G
GuideDevOps
Lesson 6 of 15

Error Budgets

Part of the Site Reliability Engineering tutorial series.

What is an Error Budget?

An Error Budget is the quantitative measure of the acceptable unreliability your service can tolerate over a specific time window.

It is derived directly from your SLO (Service Level Objective).

The Formula

If your Availability SLO is 99.9% (three nines), your Error Budget is the remaining 0.1%.

Error Budget = 100% - SLO

Over a 30-day window (43,200 minutes), a 99.9% SLO allows for exactly 43.2 minutes of downtime.
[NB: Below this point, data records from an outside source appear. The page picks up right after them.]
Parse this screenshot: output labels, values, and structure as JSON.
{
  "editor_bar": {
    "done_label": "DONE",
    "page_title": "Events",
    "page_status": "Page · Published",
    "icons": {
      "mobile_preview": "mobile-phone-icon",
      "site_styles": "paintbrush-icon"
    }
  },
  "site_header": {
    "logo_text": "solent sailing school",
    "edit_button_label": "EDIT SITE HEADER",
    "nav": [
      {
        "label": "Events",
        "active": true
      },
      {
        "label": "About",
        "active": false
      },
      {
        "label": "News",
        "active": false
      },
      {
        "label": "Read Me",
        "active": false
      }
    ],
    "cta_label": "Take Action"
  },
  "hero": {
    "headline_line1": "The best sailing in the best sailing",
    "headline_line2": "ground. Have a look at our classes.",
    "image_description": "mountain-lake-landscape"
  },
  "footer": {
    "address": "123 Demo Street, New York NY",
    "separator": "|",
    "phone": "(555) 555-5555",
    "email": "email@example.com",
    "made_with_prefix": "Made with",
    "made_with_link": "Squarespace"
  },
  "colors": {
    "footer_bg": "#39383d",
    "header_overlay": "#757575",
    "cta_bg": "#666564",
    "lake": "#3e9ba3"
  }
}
That is your "budget" to spend on risky activities.


Spending the Budget

In SRE, failure is not just an accident; it is a resource. You "spend" your error budget on things that might cause instability but provide value:

  • New Feature Launches: Pushing code that has been tested but might have unknown production bugs.
  • Infrastructure Changes: Upgrading your Kubernetes cluster or migrating a database.
  • Chaos Engineering: Deliberately injecting failure to test resilience.
  • System Failure: Unplanned outages or performance degradations.

The Decision Maker: Frozen vs. Fast

The Error Budget act as the ultimate objective referee in the conflict between Developers (speed) and SREs (stability).

Scenario A: Large Budget Remaining

If it's the 20th of the month and you have used only 5 minutes of your 43-minute budget, you are in high-confidence territory. Developers are encouraged to deploy as fast as they want. SREs might even run chaos experiments.

Scenario B: Budget Exhausted

If a catastrophic outage on the 5th of the month burns 45 minutes of the budget, you are in the red. The Policy: For the remainder of the month, all feature launches are frozen.

  • Developers are no longer allowed to push new code to production.
  • Instead, they are reassigned to help SREs write tests, build better monitoring, or optimize the bottleneck that caused the original outage.

This aligns incentives: if developers write buggy code that burns the budget, they lose the ability to ship features until they help make the system more reliable.


Advanced Concept: Burn Rate

Simply knowing the budget is remaining isn't enough for a professional SRE. You need to know how fast you are spending it. This is called the Burn Rate.

  • Burn Rate 1.0: You are consuming the budget at exactly the rate that will leave you with zero at the end of 30 days. (This is normal).
  • Burn Rate 10.0: You are burning the budget 10x faster than you should. If this continues, you will run out of budget in 3 days.

Burn Rate Alerting

Instead of alerting when the site is currently down (which is too late), SREs set alerts on the Burn Rate. If a tool like Prometheus detects a sustained burn rate of 14.4 over the last hour, it knows that 2% of the monthly budget has been burned in just 60 minutes.

This represents a major incident, and the pagers should fire immediately, even if the service is still technically "up" but slightly degraded.


Summary: The Benefits of Error Budgets

  1. Removes Emotion: "I think it's too risky to deploy" becomes "The data shows we only have 2 minutes of budget left."
  2. Encourages Innovation: If you have 40 minutes of budget at the end of the month, you are encouraged to take big risks!
  3. Automates Priority: It automatically shifts the team's focus from "Features" to "Stability" based on mathematical data, not management pressure.